Sweden has become rather notorious in right-wing circles of late. Their quest to become the progressive jewel in the crown of the EU has led them to become a joke in the eyes of many, with the ‘Captain Sweden‘ and ‘Sweden Yes’ memes being good examples. It is a shame that a country which could produce men like Gustav II Adolf could become a nation ruled by people who become upset when they realise they can only play host so many Somali and Arab migrants. Sweden is much like Canada or Germany in this regard. Although, in all fairness, the dynamics are quite different. Germany is in a stranglehold, supposedly indebted, endlessly apologetic, and crumbling under the weight the greatest guilt complex in Europe. Canada, meanwhile, anxious to atone for its own colonial origins, finds solace in PR campaigns designed to promote itself as niceness and humility incarnate. Indeed, Justin Trudeau, a man with maple syrup for blood, makes the job a fair bit easier. Sweden carries a much lighter load. Pure as its own driven snow, this is a nation at the bottom of the list for finger pointers, and yet it insists on outdoing everyone else in the competition of self-destructive tolerance.
In Norway, another nation subject to only a small measure historical grievances, constitutional monarch Harald V recently decided to (perhaps, under duress) declare his support for the usual policies of multiculturalism, endless mass immigration, feminism, LGBT pandering, so on and so forth.
However, not everything is so bleak in Scandinavia, as Sweden’s historical rival and Norway’s former master, Denmark, appear to have taken some positive steps forward.
As all true nationalists know, and indeed anyone left with any common sense, different races create different cultures because the races of men are intrinsically different. This means that wherever one goes in Europe, one finds cultures that, while having regional differences caused by historical distance between groups and national differences caused by political boundaries, are nonetheless similar in character. In contrast, if one travels further to the Middle East or Africa, the cultures there are utterly alien.
This is why Oktoberfest has attracted people from all over the world and yet its clientele has remained 99% White European despite attempts at “diversification” (see above). In Islamic societies, of course, the consumption of alcohol is either frowned upon or forbidden. This contrasts quite starkly with the White European tradition where alcohol has always been consumed, sometimes for the better and sometimes for the worse. Sensible drinking enhances a pleasurable evening, but one ought never to make an important decision after a few pints: “When the beer is in, the wits are out,” as we say in Yorkshire.
“There’s no avoiding the looming presence of U.S. culture on Canada, but our differences are substantive, concrete and homegrown. Our universal health care. Our social welfare system and collective sensibilities concerning the role of government, taxation and property rights. Our official bilingualism and take on multiculturalism. Our accommodations of Quebec’s cultural aspirations and of aboriginal rights and governance. Our rejection of gun culture — no constitutional right to bear arms here — and our liberal take on issues like abortion, capital punishment, drug enforcement and gay rights.”

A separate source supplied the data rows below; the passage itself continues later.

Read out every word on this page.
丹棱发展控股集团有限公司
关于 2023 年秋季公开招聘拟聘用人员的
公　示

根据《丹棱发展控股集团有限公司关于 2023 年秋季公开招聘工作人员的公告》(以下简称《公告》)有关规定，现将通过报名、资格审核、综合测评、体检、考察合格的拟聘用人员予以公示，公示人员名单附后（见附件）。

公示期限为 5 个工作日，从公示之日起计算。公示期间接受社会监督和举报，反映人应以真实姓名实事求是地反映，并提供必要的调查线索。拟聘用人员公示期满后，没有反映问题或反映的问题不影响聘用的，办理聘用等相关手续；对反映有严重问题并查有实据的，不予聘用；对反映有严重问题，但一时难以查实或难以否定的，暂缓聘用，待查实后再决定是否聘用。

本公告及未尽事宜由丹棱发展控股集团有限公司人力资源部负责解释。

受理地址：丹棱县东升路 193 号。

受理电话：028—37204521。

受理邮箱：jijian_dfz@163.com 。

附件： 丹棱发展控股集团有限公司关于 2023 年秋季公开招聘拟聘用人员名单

“But English Canada, at least, never really found its footing as one of those nations [with a strong sense of identity]. (French Canada did, an essential point of difference.) Lucky for us, it is now too late, and we have no choice but to establish ourselves as something different – a culture that is many cultures, many stories, in a place that stretches across a continent and is richly occupied… ere we are in 2016, when few dispute any longer the unseemly length of English Canada’s colonial hangover. For the first century of nationhood, we didn’t bother moving away from imported and inherited customs and thinking, a stark disavowal of lived history and geography. Canada in the 21st century is certainly an energized place by comparison… we must get past one easy misconception – the outdated nation-state model – and one harder reality: the historic comfort level among Canadians with conceiving of themselves as parts of smaller, cozier self-definitions, as well an attendant incuriosity about who else lives reasonably nearby. The launching point for this project is obvious. Indigenous Canada is where we all live, in terms of geography, spirit, and history. In order for that to be real and meaningful, we must start with the stark: that a cultural genocide occurred, and most of us were unaware or, perhaps, just not concerned enough. Artistic expressions of these truths are necessary, and can only help. Overall, Canada as an experimental cultural space requires the right spirit in order to take shape. That spirit, simply, is an openness to having your history unsettled and your mind changed. As well, a certain comfort level with complexity and irresolution is probably good.”
“There is no core identity, no mainstream Canada… There are shared values – openness, respect, compassion, willingness to work hard, to be there for each other, to search for equality and justice. Those qualities are what make us the first postnational state.”
The above are quotes from a journalist, the CEO of a pro-immigrant cabal, and the current prime minister of Canada. My country is being destroyed from within and I know this is true of a great many White countries, but to an outsider, at least, it appears as if most of them have a greater chance of resistance than Canada. This seems especially true in Europe, where the inhabitants can look back to thousands of years of historical inheritance.